Clemson University’s Center for Workforce Development (CUCWD-CA2VES) recently presented at the 2018 Next Steps Institute in Colorado Springs, CO. The conference, hosted by South Carolina’s Coalition for Mathematics & Science (SCCMS) and the Smithsonian Science Education Center, brings together leaders in education, technology, and teaching to learn and share best practices in STEM. This year, Next Steps Institute focused on how to make STEM learning more equitable in addition to developing STEM best practices, building STEM infrastructure, and engineering a STEM workforce pipeline.
CUCWD-CA2VES presented Making STEM Learning More Accessible which explored how a lack of equitable access to STEM learning prevents many students from entering a STEM career. Despite STEM careers showing one of the best areas of job growth with the best paying jobs, underrepresented groups such as women, African-Americans, Latinx, and American Indian youth lag significantly behind white men in entering STEM fields. Many of these students attend schools that do not provide the math and science skills they need as indicated by continued decline in standardized math and science scores. While a variety of factors contribute to this disparity including family and school culture and lack of resources, the key indicator driving this divide are teacher expectations of students and their performance.
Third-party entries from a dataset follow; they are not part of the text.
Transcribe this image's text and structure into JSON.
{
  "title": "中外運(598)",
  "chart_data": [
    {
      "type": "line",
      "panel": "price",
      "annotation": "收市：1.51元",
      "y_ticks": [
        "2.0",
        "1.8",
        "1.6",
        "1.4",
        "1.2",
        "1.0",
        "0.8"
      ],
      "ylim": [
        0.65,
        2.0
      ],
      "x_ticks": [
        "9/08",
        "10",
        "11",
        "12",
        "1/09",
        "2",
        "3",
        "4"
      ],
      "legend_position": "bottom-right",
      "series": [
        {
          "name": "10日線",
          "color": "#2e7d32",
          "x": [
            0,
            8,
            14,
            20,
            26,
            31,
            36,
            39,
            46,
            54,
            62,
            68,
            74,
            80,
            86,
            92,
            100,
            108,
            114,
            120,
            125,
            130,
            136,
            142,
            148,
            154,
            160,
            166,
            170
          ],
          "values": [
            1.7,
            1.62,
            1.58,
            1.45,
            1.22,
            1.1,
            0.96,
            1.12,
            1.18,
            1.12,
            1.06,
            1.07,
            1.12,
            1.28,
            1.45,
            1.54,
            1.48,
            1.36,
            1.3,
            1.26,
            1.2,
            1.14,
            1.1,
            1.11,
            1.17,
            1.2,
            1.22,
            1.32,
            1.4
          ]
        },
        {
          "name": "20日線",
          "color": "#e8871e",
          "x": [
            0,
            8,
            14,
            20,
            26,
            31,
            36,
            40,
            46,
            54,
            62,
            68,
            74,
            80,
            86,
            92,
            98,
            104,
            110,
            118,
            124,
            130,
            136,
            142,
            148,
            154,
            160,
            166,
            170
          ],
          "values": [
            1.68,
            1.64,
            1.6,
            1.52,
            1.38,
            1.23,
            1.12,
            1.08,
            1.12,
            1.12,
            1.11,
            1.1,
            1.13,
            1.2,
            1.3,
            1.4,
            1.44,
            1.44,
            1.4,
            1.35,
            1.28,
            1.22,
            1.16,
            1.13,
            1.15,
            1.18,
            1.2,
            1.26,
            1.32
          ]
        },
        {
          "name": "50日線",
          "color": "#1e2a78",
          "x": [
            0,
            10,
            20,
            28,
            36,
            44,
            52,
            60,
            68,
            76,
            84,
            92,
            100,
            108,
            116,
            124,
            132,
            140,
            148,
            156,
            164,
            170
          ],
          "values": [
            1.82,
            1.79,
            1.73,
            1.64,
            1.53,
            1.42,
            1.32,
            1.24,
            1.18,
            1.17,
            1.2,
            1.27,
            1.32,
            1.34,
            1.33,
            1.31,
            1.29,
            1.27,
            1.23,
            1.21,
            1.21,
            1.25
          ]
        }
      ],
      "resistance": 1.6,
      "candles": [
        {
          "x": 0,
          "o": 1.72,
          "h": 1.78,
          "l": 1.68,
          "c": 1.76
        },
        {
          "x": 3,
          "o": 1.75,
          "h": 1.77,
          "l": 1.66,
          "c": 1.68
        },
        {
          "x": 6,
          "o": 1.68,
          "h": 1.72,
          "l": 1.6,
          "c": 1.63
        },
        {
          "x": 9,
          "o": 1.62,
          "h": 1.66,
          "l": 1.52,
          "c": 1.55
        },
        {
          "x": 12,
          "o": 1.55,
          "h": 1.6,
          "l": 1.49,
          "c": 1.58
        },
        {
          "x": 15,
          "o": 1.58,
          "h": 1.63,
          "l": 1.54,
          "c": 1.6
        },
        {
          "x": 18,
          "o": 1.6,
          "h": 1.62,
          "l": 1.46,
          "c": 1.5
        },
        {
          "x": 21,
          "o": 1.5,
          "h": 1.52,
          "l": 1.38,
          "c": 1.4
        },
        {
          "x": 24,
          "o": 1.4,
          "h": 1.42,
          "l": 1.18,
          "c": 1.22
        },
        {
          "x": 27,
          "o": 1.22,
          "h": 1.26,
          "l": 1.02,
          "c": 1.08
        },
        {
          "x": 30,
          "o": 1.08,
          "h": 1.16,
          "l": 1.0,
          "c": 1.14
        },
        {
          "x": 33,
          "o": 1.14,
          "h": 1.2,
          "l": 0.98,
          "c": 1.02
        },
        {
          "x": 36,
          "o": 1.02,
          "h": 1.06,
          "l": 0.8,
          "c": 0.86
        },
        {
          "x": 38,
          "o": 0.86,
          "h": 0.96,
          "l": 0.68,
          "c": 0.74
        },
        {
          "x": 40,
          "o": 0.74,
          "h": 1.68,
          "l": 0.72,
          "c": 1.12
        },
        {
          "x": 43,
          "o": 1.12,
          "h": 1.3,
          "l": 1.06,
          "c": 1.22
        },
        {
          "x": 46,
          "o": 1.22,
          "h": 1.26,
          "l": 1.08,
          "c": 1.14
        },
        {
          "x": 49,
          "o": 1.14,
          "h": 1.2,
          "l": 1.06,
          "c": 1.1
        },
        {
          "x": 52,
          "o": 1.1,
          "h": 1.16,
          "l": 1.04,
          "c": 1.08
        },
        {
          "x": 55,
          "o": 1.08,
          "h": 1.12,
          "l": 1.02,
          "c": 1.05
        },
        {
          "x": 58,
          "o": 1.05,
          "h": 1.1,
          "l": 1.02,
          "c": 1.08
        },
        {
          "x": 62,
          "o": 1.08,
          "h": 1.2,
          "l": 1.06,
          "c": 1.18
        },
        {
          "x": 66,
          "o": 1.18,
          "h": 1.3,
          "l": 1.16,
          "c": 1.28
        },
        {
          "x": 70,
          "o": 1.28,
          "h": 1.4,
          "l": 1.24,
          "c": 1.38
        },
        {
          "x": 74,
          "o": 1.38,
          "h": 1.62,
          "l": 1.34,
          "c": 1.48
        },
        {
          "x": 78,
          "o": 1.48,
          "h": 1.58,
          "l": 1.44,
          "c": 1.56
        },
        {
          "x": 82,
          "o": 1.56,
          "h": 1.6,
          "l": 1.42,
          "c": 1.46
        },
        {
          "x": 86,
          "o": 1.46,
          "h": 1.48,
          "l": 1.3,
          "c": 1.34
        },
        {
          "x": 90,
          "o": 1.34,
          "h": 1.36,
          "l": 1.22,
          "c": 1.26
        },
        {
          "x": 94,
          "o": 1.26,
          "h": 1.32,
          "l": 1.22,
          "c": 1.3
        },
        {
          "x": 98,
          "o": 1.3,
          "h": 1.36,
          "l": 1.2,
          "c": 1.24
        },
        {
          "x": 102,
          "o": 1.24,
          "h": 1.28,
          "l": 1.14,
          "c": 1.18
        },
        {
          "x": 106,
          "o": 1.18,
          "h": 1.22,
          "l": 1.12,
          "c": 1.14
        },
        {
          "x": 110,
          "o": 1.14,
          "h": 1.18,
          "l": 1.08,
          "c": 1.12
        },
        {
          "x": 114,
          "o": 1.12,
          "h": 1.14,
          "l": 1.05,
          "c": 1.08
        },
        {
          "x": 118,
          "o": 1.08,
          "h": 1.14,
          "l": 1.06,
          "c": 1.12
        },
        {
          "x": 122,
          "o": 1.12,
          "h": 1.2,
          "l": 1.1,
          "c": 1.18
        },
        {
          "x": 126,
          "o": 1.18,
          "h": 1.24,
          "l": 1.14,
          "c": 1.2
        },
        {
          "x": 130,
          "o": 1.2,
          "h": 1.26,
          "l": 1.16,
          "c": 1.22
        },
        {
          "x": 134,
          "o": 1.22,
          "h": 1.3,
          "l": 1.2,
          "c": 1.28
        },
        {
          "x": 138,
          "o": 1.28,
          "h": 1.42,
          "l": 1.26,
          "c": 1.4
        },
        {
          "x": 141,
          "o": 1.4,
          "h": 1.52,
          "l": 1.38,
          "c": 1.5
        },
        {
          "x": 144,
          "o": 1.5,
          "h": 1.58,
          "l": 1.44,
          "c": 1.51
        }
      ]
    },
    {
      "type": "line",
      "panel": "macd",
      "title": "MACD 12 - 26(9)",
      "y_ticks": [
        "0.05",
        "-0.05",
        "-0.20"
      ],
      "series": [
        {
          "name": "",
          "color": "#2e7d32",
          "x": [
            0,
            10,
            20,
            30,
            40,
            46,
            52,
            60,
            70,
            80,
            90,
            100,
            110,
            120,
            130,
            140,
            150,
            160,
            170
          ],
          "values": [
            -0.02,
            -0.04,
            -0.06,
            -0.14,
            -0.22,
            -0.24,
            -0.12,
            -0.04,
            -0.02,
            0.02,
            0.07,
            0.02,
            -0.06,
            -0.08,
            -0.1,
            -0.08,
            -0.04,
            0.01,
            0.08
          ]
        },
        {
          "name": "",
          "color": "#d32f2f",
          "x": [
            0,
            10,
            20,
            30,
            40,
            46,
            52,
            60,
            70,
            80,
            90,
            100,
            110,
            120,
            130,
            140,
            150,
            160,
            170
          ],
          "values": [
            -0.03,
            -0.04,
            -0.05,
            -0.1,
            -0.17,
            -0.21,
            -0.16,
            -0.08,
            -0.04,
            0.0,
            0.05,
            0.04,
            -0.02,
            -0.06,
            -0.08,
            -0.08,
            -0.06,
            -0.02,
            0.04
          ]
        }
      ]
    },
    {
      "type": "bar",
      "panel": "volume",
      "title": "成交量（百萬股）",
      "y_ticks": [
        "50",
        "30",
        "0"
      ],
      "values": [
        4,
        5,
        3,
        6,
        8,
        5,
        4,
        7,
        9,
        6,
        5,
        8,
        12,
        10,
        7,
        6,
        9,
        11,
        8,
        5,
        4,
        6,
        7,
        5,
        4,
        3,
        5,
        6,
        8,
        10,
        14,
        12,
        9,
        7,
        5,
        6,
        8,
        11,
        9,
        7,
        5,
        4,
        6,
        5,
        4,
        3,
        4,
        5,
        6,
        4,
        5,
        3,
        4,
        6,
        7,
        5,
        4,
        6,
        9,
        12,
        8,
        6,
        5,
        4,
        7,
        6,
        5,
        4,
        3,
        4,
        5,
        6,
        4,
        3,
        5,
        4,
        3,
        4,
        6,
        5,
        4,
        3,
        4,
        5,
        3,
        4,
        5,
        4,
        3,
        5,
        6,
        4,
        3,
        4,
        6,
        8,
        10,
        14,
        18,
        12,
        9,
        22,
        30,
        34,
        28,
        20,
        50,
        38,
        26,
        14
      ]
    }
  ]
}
After making the case for why access to STEM learning is inequitable, CUCWD-CA2VES used the rest of the session to encourage attendees to address inequity in STEM education using the five design principles for STEM learning. Attendees worked in groups to practice incorporating equitable design principles into their STEM learning projects so that by the end of the salon session, they had begun thinking about how to address inequitable access to STEM learning in their own learning setting.
The 2018 Next Steps Institute: The Next Steps for STEM Learning and Leadership conference helped CUCWD-CA2VES think more deeply about inequity in STEM learning. It challenged our organization to consider how we can use our organization to provide better access to STEM learning for all students.